SPACs with upcoming mergers can gain value when they close their mergers if investors believe the newly public company has attractive prospects, or they can fall through the "floor" set by the cash in trust if the market thinks the story is a dud. So it's beneficial to know what SPACs are merging soon and be aware that the option to redeem your shares for cash goes away once the entities merge. Resources like SPACTRACK.com offer valuable information listing SPACs without mergers, SPACs without targets, and SPACs ready to merge. After a merger is completed, shares of common stock automatically convert to the new business, offering SPACs and their targets an efficient avenue to publicly traded markets.
- Can SPACs acquire multiple companies?
- Yes, but the level of complexity and the difficulty of valuation increases exponentially. More commonly, a SPAC will merge with a private company, and then the newly public company may use the proceeds from the SPAC trust and PIPE investment to make one or more acquisitions after the deal closes. Such a deal may be referred to as a "roll-up strategy" as it attempts to consolidate an industry and gain scale that will yield operating efficiency, pricing power, or both. However, successful roll-ups are notoriously hard to execute.
- Who Funds SPAC IPOs?
- In terms of who funds SPACs, a seasoned management team backed by a sponsor raises cash in an IPO and uses that capital to acquire a private company. SPACs can be attractive to a range of investors, including hedge funds who may apply leverage to juice up the returns and individual investors who find security in the certainty of having their capital returned, along with the potential to take part in an early-stage growth story.
- How Do PIPEs Work in SPACs?
- The relationship between SPACs and PIPEs is complementary. When a SPAC announces an acquisition target, it typically announces it is giving all the money raised in the SPAC IPO as well as what's called a PIPE (i.e., "private investment in public equity.") The PIPE serves two essential functions. First, it serves as a "price discovery" mechanism since sophisticated institutions validate the story and valuation by putting a sizable amount of capital to work. Second, it provides certainty to the private company as to the amount of committed capital that will be available at closing, no matter how many SPAC investors choose to redeem their shares for cash. For this reason, PIPEs have become a standard feature of most SPAC mergers. However, given the volume of deals coming to market, some SPACs may need to seek to close the merger without a PIPE or go "naked."
- How Are SPACs Valued?
- In the IPO, how SPACs are valued typically equates to $10 per unit.
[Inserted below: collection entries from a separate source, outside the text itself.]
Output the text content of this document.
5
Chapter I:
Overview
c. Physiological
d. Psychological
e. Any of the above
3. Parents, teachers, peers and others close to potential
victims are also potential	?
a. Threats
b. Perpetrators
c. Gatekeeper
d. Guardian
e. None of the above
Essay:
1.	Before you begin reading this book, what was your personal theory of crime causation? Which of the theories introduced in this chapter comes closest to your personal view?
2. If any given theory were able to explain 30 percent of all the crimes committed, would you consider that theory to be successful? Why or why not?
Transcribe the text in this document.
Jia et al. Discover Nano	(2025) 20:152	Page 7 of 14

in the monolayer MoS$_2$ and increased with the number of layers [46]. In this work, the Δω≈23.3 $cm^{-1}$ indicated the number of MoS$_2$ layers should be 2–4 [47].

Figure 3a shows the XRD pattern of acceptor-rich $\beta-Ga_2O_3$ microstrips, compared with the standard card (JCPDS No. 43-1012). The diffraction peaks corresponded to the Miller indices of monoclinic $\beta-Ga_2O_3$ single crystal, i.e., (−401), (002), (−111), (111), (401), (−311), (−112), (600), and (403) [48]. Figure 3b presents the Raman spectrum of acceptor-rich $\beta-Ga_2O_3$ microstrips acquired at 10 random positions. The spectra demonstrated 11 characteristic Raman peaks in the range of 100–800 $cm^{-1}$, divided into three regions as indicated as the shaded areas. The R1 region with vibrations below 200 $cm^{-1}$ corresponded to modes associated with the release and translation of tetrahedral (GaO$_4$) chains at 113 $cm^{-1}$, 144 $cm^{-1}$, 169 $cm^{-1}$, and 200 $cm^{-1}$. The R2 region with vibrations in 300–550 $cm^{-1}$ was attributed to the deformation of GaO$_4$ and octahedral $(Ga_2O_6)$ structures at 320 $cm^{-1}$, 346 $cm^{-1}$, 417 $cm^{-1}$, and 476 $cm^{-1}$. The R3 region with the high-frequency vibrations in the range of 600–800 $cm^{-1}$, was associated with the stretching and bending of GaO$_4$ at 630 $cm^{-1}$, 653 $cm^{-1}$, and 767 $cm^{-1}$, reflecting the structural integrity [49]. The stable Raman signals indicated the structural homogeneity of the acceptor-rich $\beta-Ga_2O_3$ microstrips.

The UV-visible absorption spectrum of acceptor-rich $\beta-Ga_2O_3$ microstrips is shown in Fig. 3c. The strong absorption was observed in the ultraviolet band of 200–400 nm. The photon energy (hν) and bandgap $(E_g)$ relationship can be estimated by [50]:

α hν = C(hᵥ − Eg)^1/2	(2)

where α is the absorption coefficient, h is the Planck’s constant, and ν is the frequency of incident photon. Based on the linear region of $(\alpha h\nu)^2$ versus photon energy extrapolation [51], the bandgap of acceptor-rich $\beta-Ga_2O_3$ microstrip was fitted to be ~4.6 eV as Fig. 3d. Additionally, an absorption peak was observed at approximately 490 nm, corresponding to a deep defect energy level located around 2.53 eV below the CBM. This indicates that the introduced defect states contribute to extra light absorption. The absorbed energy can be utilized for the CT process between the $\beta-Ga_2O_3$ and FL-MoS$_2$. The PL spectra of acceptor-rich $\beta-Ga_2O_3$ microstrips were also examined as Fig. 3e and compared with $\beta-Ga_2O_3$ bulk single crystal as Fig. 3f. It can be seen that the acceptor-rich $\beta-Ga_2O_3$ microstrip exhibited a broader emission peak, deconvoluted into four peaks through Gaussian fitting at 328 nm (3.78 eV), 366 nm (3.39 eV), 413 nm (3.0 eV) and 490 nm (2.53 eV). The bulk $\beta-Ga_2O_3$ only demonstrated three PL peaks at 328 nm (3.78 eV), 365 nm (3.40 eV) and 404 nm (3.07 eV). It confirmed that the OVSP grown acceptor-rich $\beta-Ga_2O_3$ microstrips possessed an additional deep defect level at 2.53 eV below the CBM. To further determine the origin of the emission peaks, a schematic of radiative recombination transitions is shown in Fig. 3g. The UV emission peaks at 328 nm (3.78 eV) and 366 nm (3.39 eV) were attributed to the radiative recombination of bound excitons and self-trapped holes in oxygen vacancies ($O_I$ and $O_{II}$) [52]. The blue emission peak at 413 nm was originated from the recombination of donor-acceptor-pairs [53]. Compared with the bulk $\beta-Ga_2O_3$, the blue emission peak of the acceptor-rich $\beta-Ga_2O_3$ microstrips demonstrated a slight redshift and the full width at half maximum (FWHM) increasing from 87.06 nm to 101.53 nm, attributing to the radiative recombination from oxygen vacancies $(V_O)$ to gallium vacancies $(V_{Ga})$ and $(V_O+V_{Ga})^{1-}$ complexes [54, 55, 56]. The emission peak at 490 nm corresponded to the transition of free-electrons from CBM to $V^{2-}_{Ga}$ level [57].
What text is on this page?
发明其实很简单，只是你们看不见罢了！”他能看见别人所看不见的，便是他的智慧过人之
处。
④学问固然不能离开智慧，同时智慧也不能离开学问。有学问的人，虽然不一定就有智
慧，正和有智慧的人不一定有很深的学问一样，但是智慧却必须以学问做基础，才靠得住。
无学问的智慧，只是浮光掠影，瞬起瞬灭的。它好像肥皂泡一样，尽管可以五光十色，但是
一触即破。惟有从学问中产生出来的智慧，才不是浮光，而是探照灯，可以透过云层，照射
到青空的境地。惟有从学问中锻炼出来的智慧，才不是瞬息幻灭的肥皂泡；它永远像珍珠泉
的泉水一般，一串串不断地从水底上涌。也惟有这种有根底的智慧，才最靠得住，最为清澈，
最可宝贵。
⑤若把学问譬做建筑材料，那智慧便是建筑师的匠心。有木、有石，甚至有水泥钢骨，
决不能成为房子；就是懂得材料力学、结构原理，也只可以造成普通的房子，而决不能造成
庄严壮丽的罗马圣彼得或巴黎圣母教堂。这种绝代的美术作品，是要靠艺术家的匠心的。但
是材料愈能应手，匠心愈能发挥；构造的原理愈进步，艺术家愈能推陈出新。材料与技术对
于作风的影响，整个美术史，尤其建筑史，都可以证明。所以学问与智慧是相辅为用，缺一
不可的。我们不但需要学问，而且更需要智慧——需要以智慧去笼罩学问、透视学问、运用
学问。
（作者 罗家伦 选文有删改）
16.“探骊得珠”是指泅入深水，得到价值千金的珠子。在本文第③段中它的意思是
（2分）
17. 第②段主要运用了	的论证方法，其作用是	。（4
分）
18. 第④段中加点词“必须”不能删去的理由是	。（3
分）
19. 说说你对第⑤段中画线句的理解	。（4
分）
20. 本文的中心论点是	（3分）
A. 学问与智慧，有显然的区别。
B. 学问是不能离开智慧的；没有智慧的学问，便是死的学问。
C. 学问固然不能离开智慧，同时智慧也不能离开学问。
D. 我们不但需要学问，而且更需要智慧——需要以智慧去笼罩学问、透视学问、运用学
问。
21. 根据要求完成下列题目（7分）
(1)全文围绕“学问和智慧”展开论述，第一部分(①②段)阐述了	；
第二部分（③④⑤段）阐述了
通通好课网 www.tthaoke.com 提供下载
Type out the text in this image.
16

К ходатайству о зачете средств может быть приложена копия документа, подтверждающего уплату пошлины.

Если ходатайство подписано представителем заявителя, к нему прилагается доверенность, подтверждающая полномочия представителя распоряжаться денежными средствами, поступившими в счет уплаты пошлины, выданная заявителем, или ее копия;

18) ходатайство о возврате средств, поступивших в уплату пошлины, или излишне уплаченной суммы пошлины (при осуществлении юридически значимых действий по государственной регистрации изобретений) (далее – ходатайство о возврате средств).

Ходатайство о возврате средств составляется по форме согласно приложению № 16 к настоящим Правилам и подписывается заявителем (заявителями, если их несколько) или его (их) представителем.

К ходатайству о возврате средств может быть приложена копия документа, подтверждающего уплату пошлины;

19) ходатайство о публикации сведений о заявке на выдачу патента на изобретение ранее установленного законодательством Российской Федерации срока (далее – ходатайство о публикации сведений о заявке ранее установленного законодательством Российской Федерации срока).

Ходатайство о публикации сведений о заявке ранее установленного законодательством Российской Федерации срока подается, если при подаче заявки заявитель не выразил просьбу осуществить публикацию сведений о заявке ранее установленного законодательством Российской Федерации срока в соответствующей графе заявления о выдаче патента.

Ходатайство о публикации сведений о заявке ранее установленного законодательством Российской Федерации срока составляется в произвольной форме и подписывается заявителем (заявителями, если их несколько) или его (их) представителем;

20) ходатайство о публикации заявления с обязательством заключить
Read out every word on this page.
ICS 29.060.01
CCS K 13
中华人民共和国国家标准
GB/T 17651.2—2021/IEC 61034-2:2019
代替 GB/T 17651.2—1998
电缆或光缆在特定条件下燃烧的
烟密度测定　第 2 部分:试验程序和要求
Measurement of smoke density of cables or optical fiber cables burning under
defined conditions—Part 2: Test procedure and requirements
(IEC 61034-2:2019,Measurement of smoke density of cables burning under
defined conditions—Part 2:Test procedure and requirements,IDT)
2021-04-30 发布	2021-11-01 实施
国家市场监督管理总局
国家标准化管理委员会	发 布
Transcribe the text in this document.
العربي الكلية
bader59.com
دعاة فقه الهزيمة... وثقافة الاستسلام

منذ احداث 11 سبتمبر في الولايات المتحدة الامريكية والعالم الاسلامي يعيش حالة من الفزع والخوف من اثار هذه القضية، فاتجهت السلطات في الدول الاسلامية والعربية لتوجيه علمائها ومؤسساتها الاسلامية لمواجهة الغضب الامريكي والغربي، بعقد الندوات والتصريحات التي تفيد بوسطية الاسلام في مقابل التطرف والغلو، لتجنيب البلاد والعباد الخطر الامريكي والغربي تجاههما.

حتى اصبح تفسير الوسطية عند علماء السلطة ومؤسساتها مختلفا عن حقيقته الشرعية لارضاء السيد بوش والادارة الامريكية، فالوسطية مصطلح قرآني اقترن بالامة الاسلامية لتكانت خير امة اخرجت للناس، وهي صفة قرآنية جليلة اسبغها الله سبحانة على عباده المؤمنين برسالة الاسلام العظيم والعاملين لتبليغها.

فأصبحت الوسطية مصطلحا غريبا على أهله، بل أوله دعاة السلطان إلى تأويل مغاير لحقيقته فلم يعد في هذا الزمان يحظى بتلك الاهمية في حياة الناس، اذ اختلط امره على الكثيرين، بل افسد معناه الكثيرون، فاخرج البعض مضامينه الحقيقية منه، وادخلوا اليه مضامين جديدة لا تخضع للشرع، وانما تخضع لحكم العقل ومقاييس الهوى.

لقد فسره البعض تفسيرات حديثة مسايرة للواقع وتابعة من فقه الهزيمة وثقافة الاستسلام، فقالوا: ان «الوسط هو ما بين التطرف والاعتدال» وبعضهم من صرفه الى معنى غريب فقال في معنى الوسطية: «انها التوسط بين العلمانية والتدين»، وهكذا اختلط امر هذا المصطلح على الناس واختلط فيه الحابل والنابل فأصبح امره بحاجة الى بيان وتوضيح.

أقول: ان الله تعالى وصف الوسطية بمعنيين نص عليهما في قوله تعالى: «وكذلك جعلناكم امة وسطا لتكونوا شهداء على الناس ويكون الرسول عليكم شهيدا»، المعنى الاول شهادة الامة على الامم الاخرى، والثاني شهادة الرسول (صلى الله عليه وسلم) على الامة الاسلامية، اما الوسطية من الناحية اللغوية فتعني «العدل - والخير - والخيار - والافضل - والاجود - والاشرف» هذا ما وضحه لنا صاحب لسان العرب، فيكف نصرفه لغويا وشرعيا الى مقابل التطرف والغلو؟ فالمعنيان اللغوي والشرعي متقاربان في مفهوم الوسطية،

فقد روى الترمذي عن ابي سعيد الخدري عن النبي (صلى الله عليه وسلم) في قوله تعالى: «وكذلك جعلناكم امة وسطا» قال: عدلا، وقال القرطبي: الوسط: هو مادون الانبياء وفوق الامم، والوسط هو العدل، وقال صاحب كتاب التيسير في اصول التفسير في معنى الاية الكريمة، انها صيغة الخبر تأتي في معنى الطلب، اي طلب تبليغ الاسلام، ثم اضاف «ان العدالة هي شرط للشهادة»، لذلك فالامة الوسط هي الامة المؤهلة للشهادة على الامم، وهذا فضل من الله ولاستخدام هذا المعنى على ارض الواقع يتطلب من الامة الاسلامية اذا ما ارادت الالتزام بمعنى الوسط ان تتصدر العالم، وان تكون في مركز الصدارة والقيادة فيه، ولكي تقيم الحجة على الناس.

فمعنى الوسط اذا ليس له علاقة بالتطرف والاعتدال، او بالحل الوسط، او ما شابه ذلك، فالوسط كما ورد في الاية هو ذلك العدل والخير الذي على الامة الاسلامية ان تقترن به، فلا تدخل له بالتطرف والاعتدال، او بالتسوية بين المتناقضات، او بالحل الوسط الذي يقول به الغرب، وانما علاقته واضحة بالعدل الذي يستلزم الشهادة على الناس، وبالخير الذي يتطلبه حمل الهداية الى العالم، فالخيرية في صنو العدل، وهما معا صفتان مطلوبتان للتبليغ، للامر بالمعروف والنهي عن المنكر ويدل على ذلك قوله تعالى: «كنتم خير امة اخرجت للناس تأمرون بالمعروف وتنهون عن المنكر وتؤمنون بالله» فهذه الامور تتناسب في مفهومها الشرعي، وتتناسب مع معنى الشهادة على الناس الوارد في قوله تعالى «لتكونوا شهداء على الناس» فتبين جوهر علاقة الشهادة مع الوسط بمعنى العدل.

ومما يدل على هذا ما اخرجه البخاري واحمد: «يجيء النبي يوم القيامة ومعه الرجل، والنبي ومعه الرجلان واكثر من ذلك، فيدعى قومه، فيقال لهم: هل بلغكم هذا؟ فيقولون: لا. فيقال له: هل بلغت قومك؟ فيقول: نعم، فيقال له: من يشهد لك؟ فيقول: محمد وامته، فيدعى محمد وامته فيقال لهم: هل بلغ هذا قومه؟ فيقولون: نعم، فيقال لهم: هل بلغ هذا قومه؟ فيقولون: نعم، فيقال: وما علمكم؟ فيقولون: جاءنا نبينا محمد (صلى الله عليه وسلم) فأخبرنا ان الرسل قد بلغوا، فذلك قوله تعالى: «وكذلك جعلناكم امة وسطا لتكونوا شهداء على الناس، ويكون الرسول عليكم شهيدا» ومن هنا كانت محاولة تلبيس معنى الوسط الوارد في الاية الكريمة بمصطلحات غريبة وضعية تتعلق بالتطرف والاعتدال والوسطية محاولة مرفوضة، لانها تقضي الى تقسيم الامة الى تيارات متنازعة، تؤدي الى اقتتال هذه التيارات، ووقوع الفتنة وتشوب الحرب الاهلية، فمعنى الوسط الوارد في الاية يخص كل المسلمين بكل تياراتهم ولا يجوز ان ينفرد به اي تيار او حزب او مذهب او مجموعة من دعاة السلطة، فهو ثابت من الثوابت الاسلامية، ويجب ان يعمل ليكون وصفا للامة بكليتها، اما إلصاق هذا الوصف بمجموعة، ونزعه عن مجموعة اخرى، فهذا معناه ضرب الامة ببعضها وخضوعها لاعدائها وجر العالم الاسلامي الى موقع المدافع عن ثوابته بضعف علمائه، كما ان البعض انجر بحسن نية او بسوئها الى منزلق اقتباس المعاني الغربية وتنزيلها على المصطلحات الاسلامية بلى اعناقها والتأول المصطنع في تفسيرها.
Unlike a traditional IPO of an operating company, the SPAC IPO price is not based on a valuation of an existing business but rather on the value of the cash held in trust, plus interest, discounted for the time value of money. Most SPACs tend to trade close to trust value when they first go public, the most notable increase being when a business combination is announced or when there are rumors of a business combination. SPACs may trade below net asset value (NAV) when the market sentiment turns bearish on SPACs or investors are forced to liquidate cash to meet other needs. There is significantly less downside risk investing in pre-merger SPACs close to or below NAV, given that investors can always choose to redeem.
- Why Are SPACs So Popular?
- A few years ago, SPACs were a fairly obscure path to obtain public status. The SPAC model has become popular because it fulfills a need for both firms going public and investors. What SPACs have been successful has primarily been determined by supply and demand. Given that private equity and venture firms have been investing in later-stage companies and making more significant investments, this has created a pool of so-called "unicorn" companies with valuations above one billion dollars. At the same time, investors have seen the early successes experienced by some SPAC mergers and viewed the SPAC as an opportunity to take part in companies entering the hypergrowth phase. While not all of these stories will be successful, the SPAC is now established as a well-accepted path to going public alongside the traditional IPO and the direct listing process.